While a “modest trend” towards decreasing breast cancer
risk was
observed, over time, among the women in the HRT group, even at 3 years,
a
significant increase in both the incidence of cancer and the risk of
death
(from any cause) was still present when compared to the placebo group
of
women. When the WHI
study data was
reanalyzed, 3 years after the women in the HRT group had stopped using
HRT, the
results indicated a persistent imbalance between the risks and benefits
of
combination HRT, with a calculated 12% increased risk-to-benefit ratio
favoring
risk over benefit.
To
summarize this important
WHI study update, the incidence of coronary artery disease associated
with an
average of 5.6 years of HRT use had, by the 3rd year of HRT abstinence,
returned to the level observed in age-matched women who had never taken
HRT. However, the
risk of cancer, and breast
cancer specifically, continued to be elevated, even 3 years after
discontinuing
HRT, among the women randomized to receive combination HRT pills during
the WHI
study.
Longer
follow-up of the women
assigned to receive HRT pills during this study will have to occur
before we
can learn when, if ever, the increased risk of cancer (and the overall
increased risk of death from all causes) will return to the same levels
as has
been observed in women who never received HRT.
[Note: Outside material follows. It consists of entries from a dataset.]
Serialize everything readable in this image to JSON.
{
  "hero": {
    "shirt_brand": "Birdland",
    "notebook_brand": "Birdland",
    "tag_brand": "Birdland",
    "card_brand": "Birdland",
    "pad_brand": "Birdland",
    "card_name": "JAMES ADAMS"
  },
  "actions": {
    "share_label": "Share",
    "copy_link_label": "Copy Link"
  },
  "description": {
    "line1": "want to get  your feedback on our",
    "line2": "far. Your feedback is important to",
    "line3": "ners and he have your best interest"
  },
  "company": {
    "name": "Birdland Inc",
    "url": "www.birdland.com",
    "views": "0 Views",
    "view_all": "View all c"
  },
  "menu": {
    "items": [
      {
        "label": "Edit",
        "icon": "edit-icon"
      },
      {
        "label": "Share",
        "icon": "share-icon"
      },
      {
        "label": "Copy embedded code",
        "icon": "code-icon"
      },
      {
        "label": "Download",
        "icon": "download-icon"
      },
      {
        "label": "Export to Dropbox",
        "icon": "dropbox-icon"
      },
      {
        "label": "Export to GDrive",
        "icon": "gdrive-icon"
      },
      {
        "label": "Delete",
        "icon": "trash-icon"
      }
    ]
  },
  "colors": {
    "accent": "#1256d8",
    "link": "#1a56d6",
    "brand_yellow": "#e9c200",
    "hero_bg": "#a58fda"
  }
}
Once again, my advice to women passing through menopause
is that they
avoid HRT if at all possible. For
the
couple of percent of women who have truly debilitating
menopause-associated
symptoms that do no respond to non-hormonal treatment, taking the
smallest dose
of HRT medications, and for the shortest possible duration of time,
appears
prudent.
TELEVISION,
CHILDREN
& OBESITY
By now, most of us know that
increasing amounts of time spent in front of the television have been
associated with increasing levels of obesity in children. Now, a new randomized
research study, just
published in the Archives of Pediatric
& Adolescent Medicine, sheds new light on this topic.
In
this clinical study, 70
overweight children, ages 4 to 7, were randomized to two groups. In the intervention group,
television and
computer usage was restricted, while in the control group, no
restrictions were
implemented. All of
the children
participating in this study were evaluated every 6 months throughout
the 2-year
study. Weight, height, body mass index (BMI), television and computer
viewing
habits, calorie intake and levels of physical activity were
specifically
assessed at these 6-month intervals.
In
this small but innovative
study, the children in the intervention group showed significant
reductions in
overall sedentary behavior, with increased physical activity and
decreased
calorie intake, when compared to the kids in the control group. When the researchers
looked at socioeconomic
status as a factor, they found that the children in the lower
socioeconomic
groups appeared to benefit to a greater degree from restrictions in
television
and computer usage than did the children in higher socioeconomic groups. Finally, when analyzing
the data, the
researchers noted that restricting TV viewing and computer usage
resulted in
improvements in the BMI of the kids in the intervention group, and that
these
improvements in the level of obesity were mediated primarily through
decreased
caloric intake, and not due to the increased level of physical activity
also
observed in this group.
In
summary, this small
randomized study showed that restricting the amount of time that
overweight
kids spent in front of a television and computer appeared to aid in
weight
loss, and that this benefit appeared to be primarily related to these
children
grazing on fewer calories while engaged in these sedentary activities. If your young children are
like mine, weaning
them from prolonged exposure to the mesmerizing effects of the hundreds
of cable
shows available on television is a huge challenge, but a necessary one.
Disclaimer:
As always, my advice to readers is to seek the advice of your physician
before making any significant changes in
medications, diet, or level of physical activity.